Oh, lathermaker - that sounds awful. Luckily she is currently the only pig in the vicinity (the boar is locked up on the other side of the property)and she is only about 20" -24" at the shoulder. I really hopin gshe can't scale a 5 foot gate!! However I'm sure she could do damage to ME easily if she so chooses!!


----------



## mitchell3006 (Apr 1, 2010)

I keep a "******* recliner" (5 gallon bucket) near the pig pens so I can spend time with them. Most pigs don't react well to being picked up and held in the hands however they will relax when laying in your lap where they feel supported. I sit and talk to them for a minute when I am feeding or doing chores near them. Even the most skittish will soon settle down when they figure out the food comes from you. I sit in the pens with the little ones and let them mill around my feet and get to know me. It helps when they get older and I need to be in the pens with them. I don't mind protective mothers. They are supposed to be that way. I will not tolerate aggressive animals on my place. I have a 5 and 3 year old left at the house and want them to be able to be around any of the critters. Get mean and get dead. You can still easily be hurt by a gentle and playful large animal but the odds are better. Enjoy loving on your animals. That is the joy in keeping them.

Mark


----------



## mekasmom (Jan 19, 2010)

We always handled piglets. They are cute little things. My husband ran a confinement back when we were younger, and we have handled many, many of them. Of course, in a confinement, Mama Sow can't kill you like she could in a hut in a farrowing pasture.


----------



## Rogo (Jan 1, 2006)

There's something I've never understood. Back when I knew next to nothing about pigs, I got a 4 week old Hampshire that was to grow up, hitch to a cart, and take me for rides.

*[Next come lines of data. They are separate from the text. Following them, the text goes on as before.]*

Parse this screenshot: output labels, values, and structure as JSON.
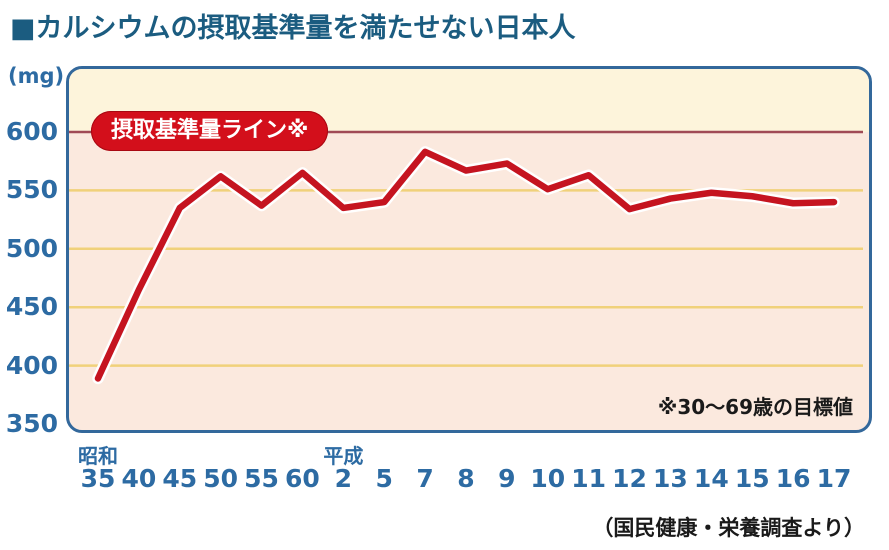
{
  "page": {
    "title": "■カルシウムの摂取基準量を満たせない日本人",
    "source_note": "（国民健康・栄養調査より）"
  },
  "chart_data": {
    "type": "line",
    "title": "カルシウムの摂取基準量を満たせない日本人",
    "unit_label": "(mg)",
    "categories": [
      "35",
      "40",
      "45",
      "50",
      "55",
      "60",
      "2",
      "5",
      "7",
      "8",
      "9",
      "10",
      "11",
      "12",
      "13",
      "14",
      "15",
      "16",
      "17"
    ],
    "era_labels": [
      {
        "label": "昭和",
        "index": 0
      },
      {
        "label": "平成",
        "index": 6
      }
    ],
    "values": [
      389,
      465,
      535,
      562,
      537,
      565,
      535,
      540,
      583,
      567,
      573,
      551,
      563,
      534,
      543,
      548,
      545,
      539,
      540
    ],
    "ylim": [
      350,
      600
    ],
    "yticks": [
      600,
      550,
      500,
      450,
      400,
      350
    ],
    "grid": true,
    "reference_line": {
      "value": 600,
      "label": "摂取基準量ライン※"
    },
    "annotation": "※30〜69歳の目標値",
    "legend_position": "none",
    "colors": {
      "title_blue": "#1b5c80",
      "axis_blue": "#2d6ba3",
      "border_blue": "#33689b",
      "plot_bg_pink": "#fbe9de",
      "plot_bg_cream": "#fdf4db",
      "gridline_yellow": "#f0d17a",
      "reference_line_red": "#a04a56",
      "data_line_red": "#c51420",
      "line_casing_white": "#ffffff",
      "badge_red": "#d30f1b",
      "text_black": "#1a1a1a"
    }
  }
}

What I don't understand is I carried him in my arms while driving home and he never squealed.

The pig went outside during the day to potty and at night I picked him up and brought him in my house. No squeal.

He reached a size where he was uncomfortable trying to manuver in the house and chose to stay outside with the rest of the livestock.

He was one of the best pets I've had.


----------



## highlands (Jul 18, 2004)

My son and I were just talking about that sort of thing today, Rogo. We were weaning. Most piglets scream bloody murder but every once in a while, maybe one in 10(?), is quiet. So, I've started noting that as a selection criteria. Not sure if I intend to select for or against it but I'm noting it. It will be interesting to see if it correlates with anything else.


----------



## craftyfarmgirl (Oct 24, 2011)

so at what age DO they stop running away? Mine seem curious but hide and run. 2 weeks old. Mamma is very calm and very good with us being around her babies, but yes, I am always aware of where I am in the pen and where my escape route is


----------